This is a note about building GNAT-LLVM on macOS.
There’s an initial note on GNAT-LLVM here.
I initially started building on macOS in January 2020, and got hello.adb to build. I revisited in February 2021, and had trouble here and here, ending up in a build in late March.
Starting again in February 2022, on Darwin 21.3.0 (Monterey) with
* gnat-llvm at commit 053e755 of 25 Feb
* GCC sources at commit f320197 of 14 Feb
* GCC 12.0.1 x86_64-apple-darwin15 built from the same sources
* clang+llvm-13.0.1-x86_64-apple-darwin from llvm.org
I encountered similar problems (clearly I’d forgotten the 2021 trek!). Arnaud’s remarks about exception handling led me to try a much simpler piece of code:
with Ada.Text_IO; procedure Raiser is procedure Inner (N : Natural) is begin if N <= 5 then raise Constraint_Error; end if; Inner (N - 1); end Inner; begin Inner (10); exception when Constraint_Error => Ada.Text_IO.Put_Line ("got it!"); end Raiser;
which sure enough prints out got it!.
Trying with this project file, on the other hand …
project Raiser is for Languages use ("Ada", "C++"); for Source_Files use ("raiser.adb"); for Main use ("raiser.adb"); end Raiser;
reveals much of interest: the normal bind/link process is
* gprbind
* gnatbind
* compile the generated binding code
* link with gcc
but if gprbuild sees that C++ is involved (even if there aren’t any C++ source files) it uses a C++ compiler to do the final link.
Which C++ compiler? the first C++ compiler that gprconfig sees on the PATH. Normally that’d be g++, but if you put /usr/bin first, it’ll be the Apple clang++.
If g++ is first, the result of running raiser is as before. If /usr/bin/clang++ is first, though, the result is
raised CONSTRAINT_ERROR : raiser.adb:7 explicit raise
You get the same effect if you put the prebuilt clang+llvm’s bin/ before GCC’s.
After thinking about this a bit, the conclusion is that exception unwinding fails to see the exception handler in raiser.adb, and reports the exception as though the handler didn’t exist.
Simples, you say, put GCC before the working clang+llvm.
Unfortunately, you have to use libc++, and the resulting executable generates errors from malloc() about freeing memory that wasn’t allocated.
As a last throw of the dice, let’s try building llvm and clang ourselves. This is in the directory gnat-llvm/llvm. I changed the Makefile to pick up version 13.0.1, and redefined DL from wget to curl -K -O. Now I needed a newer CMake (I had 3.6.2, I found that the newest binaries at cmake.org, e.g. cmake-3.22.3-macos-universal.dmg, wouldn’t install; cmake-3.18.1-Darwin-x86_64.dmg at Github, which I’d used earlier on a different machine, installed fine).

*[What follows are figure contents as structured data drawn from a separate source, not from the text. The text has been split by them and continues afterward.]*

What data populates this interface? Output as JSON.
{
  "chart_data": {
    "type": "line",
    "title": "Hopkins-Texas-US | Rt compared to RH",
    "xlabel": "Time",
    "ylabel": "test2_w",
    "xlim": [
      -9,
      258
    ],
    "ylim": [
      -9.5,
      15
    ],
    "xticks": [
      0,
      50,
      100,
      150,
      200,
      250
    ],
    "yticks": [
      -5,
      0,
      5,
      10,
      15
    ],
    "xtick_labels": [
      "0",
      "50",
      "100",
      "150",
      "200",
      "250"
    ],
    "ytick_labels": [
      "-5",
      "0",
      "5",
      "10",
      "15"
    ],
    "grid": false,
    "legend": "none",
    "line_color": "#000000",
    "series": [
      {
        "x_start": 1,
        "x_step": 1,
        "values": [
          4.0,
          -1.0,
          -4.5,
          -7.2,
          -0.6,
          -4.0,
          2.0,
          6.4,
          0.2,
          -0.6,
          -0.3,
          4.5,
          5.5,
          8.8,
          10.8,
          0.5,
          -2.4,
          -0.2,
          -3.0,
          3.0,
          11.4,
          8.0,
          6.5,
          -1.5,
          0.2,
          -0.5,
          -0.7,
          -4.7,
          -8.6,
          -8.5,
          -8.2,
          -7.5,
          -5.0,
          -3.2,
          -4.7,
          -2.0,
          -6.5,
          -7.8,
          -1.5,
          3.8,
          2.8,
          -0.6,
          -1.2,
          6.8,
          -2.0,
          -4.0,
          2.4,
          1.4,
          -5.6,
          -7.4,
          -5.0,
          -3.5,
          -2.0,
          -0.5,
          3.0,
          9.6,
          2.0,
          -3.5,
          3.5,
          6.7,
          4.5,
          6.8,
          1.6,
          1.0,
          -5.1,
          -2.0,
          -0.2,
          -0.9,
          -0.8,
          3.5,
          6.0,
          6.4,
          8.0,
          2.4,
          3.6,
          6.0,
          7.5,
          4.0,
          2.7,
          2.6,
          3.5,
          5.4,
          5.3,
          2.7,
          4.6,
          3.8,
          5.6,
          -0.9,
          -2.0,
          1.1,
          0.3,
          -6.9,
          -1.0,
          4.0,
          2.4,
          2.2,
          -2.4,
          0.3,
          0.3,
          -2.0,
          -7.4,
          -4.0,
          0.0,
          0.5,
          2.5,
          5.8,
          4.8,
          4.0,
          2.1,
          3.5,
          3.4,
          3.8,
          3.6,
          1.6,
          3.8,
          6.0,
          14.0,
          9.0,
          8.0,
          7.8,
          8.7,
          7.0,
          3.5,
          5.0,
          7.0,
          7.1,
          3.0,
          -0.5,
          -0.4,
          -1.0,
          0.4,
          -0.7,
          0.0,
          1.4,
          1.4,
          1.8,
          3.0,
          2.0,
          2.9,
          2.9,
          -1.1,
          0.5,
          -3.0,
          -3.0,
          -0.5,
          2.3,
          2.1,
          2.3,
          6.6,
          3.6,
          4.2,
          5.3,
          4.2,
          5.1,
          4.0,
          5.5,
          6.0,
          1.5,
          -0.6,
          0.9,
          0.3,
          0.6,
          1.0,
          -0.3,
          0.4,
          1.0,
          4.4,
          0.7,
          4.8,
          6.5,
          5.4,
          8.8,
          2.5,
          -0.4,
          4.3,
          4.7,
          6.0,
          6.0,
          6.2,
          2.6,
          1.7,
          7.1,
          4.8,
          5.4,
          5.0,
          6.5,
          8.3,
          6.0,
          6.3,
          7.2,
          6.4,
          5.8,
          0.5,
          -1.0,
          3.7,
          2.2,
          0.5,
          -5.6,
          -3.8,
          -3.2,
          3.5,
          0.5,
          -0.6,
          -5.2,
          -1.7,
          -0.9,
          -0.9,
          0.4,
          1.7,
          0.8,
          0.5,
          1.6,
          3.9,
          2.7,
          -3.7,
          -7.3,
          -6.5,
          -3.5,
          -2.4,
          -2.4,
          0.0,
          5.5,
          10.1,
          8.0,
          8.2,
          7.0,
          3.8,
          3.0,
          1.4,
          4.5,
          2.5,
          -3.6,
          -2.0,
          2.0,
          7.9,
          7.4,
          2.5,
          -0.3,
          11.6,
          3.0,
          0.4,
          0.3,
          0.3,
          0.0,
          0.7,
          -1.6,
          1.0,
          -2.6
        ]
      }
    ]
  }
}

The build went OK, aside from taking 18 hours - maybe I should have said -j0, maybe running on a 2012 Macbook Pro running El Capitan with 4 GB of RAM was pushing it a bit.
Now, setting the new clang and friends on the PATH (after GCC 12.0.1), the new GNAT compiler built OK.
Something did go wrong building the runtime: gprlib couldn’t copy the ALI files to the library directory! I tried twice, but in the end just copied them there by hand.
It turned out that the actual compiler (llvm-gnat1) had been built dynamically, and used 75 .dylibs. 75. I had to copy all of llvm’s .dylibs (130 of them) to a place where llvm-gnat1 was prepared to look for them, $prefix/obj worked.
The new compiler now compiled raiser correctly (I knew it could catch exceptions, because the compiler uses exceptions internally, specifically while compiling the runtime library), also my D'Hondt Calculator.
Now install the compiler on a 2015 Macbook Pro running Monterey - everything fails, even llvm-gnatchop. This is the first time I’ve had that sort of problem, but a rebuild on that machine should fix it. Deep breath …
Ah! adainclude/, as built, holds a link farm to the compiler sources on an external drive. Unplug the drive - no system.ads!